Premessa

I manuali di storia letteraria ci hanno fatto un pessimo servizio: e il secolo più punito è stato – almeno per quanto riguarda la letteratura italiana e quella francese – l’Ottocento.
Guardiamo, per l’appunto, alla Francia, a cui questa nostra antologia personale fa riferimento. Romantici, parnassiani, simbolisti: questi tre sono i movimenti in cui, in rigida successione, la manualistica corrente «ingessa» (come fosse il sopravvissuto ad un grave incidente stradale) il secolo. Il quale, invece, a guardarlo più da vicino, con la lente d’ingrandimento di un giudizio scevro da preconcetti, si rifiuta d’essere sezionato in simili scomparti.
Certo le tre «correnti» sono esistite, ma non per finire in tre compartimenti-stagno, come un canale d’irrigazione nelle sue vasche. Come la parola stessa, nella sua semplicità suggerisce, tutto in loro era fluido, e spesso ribollente e schiumoso.
Fuor d’acquatiche metafore, una folta schiera di poeti del tempo, pur aderendo all’una o all’altra «schiera» e scrivendo spesso sulle numerose (e cagionevoli) riviste che a vario titolo le rappresentavano, contravveniva con notevole irregolarità alle poetiche, spesso troppo coercitive, sottese alla loro militanza.
Come definire codesti poeti? Irregolari, insofferenti, anomali, eterocliti, scontenti, irrequieti, instabili? L’indisciplina che li accomuna, pur nella estrema varietà delle scelte singolarmente adottate, non è formale (anche se le loro opzioni stilistiche hanno particolare rilievo), ma tematica. Sono lirici che «vanno oltre», perché refrattari al sentirsi limitati da un registro di motivi troppo rigidamente codificato dalle rispettive scuole o tendenze. L’inventario tematico che sarebbe loro prescritto è troppo angusto e, frequentato da molti (troppi?), rischia d’essere ripetitivo. Eccoli allora spaziare, con assoluta, spesso scandalosa arbitrarietà, lungo un orizzonte (almeno teoricamente) illimitato, i cui margini non sono nettamente delineati, ma semmai sfilacciati e sfrangiati.
Il loro fondaco tematico ha qualcosa di un colorito emporio, in cui siano ammassati in disordinata congerie gli spunti ispirativi più diversi: la nascita come condanna; l’adolescenza e la giovinezza come periglioso transito; la maturità come amara consapevolezza della propria alterità; il rapporto con i propri simili frustrante, quando non impossibile; l’ossequio alle cosiddette norme del vivere umiliante…

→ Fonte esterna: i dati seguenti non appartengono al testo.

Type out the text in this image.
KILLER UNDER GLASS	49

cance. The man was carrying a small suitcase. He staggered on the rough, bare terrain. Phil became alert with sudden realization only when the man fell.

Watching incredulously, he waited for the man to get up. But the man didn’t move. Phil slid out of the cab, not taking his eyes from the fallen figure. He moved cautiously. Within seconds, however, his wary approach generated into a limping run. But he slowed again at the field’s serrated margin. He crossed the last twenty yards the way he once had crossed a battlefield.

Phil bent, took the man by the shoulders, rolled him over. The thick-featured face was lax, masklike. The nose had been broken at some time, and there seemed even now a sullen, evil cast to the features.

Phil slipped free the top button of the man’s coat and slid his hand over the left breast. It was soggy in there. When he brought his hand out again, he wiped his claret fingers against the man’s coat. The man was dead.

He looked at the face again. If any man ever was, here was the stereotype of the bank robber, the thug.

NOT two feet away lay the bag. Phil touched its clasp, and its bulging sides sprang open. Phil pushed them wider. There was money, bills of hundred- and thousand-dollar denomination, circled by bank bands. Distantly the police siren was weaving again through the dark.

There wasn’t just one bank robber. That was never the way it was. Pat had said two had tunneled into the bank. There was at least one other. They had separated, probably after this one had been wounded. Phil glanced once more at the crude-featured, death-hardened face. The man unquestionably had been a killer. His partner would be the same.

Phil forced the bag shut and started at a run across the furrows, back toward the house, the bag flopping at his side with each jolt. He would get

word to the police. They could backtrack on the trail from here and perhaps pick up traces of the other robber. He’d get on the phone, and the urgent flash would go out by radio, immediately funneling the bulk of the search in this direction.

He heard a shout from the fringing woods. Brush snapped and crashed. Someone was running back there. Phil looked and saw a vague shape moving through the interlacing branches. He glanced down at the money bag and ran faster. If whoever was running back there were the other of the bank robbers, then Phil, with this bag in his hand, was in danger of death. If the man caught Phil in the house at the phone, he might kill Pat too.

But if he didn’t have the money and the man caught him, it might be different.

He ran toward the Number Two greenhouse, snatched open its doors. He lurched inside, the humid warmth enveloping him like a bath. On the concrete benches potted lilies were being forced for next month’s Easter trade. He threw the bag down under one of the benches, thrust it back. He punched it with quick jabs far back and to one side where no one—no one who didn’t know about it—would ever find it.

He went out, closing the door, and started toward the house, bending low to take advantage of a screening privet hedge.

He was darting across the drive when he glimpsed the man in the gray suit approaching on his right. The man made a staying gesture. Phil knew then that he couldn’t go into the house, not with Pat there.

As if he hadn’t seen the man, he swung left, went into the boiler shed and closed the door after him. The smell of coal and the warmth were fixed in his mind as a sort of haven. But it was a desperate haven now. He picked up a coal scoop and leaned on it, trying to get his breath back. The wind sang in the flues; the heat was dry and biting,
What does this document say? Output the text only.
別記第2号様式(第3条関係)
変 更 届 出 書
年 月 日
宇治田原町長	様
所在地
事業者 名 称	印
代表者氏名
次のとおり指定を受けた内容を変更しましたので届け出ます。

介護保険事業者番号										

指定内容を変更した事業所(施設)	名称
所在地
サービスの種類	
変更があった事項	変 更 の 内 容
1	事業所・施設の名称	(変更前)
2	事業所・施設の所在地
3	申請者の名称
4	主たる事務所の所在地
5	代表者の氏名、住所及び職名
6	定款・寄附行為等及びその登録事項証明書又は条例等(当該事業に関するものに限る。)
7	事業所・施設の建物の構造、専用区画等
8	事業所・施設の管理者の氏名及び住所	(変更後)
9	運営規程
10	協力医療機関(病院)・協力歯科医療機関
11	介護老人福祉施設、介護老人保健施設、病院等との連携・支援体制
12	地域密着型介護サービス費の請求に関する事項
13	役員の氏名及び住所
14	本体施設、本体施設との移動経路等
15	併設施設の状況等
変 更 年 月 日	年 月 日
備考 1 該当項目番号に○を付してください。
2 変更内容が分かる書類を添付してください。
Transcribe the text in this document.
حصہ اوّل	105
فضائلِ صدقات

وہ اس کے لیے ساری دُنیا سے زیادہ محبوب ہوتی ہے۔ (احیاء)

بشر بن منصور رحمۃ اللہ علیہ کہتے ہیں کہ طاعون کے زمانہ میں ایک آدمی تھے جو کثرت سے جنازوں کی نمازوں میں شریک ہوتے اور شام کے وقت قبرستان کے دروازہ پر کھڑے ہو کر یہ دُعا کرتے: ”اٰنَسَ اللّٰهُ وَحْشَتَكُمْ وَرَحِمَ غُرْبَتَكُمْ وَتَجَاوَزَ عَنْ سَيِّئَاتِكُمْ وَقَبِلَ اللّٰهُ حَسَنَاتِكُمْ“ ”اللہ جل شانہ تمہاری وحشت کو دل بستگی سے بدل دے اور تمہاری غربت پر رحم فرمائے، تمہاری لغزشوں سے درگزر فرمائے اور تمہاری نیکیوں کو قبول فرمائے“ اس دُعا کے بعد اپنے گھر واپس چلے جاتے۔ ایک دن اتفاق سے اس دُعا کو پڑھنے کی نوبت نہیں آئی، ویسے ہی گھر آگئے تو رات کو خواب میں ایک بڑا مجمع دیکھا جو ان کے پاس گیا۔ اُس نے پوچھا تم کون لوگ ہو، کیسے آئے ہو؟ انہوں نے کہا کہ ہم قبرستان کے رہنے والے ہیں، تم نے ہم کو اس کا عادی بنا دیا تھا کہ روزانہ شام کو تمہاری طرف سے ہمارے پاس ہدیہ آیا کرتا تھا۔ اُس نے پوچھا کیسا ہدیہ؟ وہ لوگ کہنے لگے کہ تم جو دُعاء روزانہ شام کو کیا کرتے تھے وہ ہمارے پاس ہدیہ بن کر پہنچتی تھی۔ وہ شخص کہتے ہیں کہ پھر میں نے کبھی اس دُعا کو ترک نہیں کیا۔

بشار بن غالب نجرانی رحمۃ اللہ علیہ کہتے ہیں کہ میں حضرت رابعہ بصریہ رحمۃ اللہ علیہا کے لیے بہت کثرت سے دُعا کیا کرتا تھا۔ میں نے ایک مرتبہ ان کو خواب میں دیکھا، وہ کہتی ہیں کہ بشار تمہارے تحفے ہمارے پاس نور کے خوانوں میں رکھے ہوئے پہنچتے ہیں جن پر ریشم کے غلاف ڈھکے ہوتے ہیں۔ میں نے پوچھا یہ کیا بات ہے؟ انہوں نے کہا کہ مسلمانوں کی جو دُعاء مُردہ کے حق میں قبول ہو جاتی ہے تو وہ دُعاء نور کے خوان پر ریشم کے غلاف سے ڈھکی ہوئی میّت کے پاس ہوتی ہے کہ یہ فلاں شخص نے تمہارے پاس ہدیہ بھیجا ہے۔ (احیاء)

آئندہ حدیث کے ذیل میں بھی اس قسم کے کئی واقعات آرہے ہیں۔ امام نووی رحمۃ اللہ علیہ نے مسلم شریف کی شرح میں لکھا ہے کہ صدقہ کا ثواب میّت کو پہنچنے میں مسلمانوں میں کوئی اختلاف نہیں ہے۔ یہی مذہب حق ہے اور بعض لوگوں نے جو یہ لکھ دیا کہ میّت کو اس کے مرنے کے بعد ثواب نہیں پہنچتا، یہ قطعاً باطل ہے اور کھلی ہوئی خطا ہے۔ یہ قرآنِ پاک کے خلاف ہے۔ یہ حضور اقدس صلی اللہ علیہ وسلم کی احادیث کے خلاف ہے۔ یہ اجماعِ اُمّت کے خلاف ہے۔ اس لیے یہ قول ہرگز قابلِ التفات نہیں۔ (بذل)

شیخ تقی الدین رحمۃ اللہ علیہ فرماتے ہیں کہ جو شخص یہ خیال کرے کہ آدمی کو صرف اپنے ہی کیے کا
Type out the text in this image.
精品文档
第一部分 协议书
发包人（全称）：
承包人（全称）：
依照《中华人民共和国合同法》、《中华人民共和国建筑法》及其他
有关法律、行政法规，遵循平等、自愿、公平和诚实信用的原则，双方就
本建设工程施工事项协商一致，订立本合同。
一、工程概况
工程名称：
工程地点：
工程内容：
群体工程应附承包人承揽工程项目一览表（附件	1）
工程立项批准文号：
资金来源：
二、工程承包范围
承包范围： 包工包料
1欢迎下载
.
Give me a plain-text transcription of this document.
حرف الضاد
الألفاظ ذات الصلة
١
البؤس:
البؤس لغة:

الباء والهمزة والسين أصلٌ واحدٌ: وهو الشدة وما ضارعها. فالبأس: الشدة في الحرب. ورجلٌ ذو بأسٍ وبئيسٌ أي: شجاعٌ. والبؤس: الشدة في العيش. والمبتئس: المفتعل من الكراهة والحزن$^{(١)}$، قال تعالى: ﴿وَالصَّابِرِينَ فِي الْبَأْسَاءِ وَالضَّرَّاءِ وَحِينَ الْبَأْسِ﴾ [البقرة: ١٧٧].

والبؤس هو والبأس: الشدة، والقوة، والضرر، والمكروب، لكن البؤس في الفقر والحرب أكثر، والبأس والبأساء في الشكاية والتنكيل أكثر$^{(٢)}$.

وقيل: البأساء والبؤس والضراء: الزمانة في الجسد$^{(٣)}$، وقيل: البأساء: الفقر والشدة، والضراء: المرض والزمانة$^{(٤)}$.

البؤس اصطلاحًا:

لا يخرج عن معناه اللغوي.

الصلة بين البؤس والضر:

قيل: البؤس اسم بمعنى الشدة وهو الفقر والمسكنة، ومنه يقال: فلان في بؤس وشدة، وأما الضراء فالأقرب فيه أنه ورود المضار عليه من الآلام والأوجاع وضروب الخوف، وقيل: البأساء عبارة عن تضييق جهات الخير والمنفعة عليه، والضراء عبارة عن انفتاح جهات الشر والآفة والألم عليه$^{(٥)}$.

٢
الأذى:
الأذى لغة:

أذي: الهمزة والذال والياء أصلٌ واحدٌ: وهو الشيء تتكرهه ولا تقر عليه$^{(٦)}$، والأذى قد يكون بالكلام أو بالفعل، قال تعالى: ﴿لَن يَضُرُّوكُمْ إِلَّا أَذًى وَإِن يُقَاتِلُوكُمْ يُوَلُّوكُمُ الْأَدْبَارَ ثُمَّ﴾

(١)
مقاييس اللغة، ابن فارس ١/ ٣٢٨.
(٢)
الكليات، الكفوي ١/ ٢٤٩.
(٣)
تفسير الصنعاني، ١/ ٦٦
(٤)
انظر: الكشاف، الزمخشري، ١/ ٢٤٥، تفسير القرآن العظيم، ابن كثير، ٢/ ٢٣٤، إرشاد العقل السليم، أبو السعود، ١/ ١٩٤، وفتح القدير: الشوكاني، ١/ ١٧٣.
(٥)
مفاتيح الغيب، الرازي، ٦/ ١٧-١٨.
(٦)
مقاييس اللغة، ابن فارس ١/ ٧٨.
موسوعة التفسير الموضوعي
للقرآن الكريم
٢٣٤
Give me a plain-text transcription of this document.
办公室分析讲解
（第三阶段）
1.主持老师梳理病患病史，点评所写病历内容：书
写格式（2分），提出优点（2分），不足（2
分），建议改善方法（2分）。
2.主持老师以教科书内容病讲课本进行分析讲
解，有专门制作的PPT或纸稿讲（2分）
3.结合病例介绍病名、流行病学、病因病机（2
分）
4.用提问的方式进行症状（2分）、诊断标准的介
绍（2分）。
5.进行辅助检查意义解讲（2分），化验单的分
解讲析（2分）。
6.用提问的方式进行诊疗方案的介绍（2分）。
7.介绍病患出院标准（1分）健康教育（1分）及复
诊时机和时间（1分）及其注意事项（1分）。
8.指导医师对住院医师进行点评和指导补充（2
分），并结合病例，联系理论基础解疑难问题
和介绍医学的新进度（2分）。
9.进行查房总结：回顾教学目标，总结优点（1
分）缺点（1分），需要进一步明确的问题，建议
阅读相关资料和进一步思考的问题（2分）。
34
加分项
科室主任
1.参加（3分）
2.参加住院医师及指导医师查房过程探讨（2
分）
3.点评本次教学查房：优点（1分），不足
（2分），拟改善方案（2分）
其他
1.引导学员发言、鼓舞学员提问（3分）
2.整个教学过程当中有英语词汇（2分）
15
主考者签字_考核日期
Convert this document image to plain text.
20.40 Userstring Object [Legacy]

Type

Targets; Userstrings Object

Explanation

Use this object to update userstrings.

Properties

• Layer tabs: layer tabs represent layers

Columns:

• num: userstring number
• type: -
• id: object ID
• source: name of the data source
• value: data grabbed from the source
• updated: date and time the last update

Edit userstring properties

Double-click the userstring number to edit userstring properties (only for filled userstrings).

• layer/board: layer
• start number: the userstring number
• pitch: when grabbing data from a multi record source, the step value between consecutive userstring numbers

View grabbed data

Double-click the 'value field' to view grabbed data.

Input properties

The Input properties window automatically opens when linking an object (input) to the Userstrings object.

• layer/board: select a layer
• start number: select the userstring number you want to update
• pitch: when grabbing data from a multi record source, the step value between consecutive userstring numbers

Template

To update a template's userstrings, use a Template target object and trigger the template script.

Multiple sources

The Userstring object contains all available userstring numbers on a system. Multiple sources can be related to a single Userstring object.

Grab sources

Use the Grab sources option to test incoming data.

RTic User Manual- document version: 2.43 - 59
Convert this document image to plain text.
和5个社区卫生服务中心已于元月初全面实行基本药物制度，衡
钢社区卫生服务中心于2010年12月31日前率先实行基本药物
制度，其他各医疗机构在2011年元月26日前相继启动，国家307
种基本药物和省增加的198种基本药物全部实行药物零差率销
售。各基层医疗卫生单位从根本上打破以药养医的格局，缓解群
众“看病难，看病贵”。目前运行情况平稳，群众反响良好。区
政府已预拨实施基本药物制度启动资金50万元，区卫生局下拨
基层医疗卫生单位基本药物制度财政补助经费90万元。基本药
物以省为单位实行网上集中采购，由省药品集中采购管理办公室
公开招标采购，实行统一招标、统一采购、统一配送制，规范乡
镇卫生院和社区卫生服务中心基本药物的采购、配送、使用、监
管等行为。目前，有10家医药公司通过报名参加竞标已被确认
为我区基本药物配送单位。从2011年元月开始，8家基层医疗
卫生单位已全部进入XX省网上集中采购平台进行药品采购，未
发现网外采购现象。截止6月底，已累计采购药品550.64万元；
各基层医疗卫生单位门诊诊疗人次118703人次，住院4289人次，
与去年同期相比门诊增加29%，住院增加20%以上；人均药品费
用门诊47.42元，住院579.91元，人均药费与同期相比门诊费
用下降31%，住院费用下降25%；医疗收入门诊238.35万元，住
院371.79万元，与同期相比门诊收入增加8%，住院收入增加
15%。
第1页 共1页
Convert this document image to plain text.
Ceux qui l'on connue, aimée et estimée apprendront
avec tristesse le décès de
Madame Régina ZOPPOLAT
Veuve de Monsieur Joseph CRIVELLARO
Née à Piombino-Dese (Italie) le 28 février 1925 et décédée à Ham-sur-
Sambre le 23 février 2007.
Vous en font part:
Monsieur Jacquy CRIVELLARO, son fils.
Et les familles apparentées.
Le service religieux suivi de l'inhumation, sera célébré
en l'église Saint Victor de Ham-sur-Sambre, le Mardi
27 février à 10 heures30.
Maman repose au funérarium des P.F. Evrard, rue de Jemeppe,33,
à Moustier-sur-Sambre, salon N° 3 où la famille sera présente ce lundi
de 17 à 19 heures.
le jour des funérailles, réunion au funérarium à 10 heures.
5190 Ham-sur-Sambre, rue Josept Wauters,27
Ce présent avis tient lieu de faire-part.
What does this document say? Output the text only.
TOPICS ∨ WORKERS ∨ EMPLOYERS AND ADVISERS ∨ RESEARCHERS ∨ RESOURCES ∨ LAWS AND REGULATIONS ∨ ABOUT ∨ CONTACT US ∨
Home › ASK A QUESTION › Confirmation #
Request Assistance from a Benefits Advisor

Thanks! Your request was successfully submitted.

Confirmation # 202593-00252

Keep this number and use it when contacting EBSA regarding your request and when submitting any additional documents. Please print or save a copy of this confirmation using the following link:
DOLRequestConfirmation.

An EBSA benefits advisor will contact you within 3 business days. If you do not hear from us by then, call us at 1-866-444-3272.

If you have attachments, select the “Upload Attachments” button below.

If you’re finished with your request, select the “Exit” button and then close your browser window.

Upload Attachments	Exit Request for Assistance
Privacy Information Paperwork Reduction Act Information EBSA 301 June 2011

Di qui l’assunzione della vocazione poetica come la sola scelta accettabile e come la sola opzione «alternativa», che può esprimersi accordando adeguato spazio all’indignazione o a un programma esistenziale provocatorio (la povertà, la peripatesi, il vagabondaggio anche fuori dei confini del proprio paese) o a mentalità scandalose, ad esempio nei confronti della sessualità. In quest’antologia, pur nella sommarietà dei suoi prelievi, ho cercato di documentare, attraverso il repertorio di una cinquantina di poeti, come l’alterità costitutiva della loro ricerca abbia influenzato quella di molti nostri contemporanei, come – per limitarci ad un solo richiamo – quella di vari rappresentanti delle neoavanguardie novecentesche, italiana e non.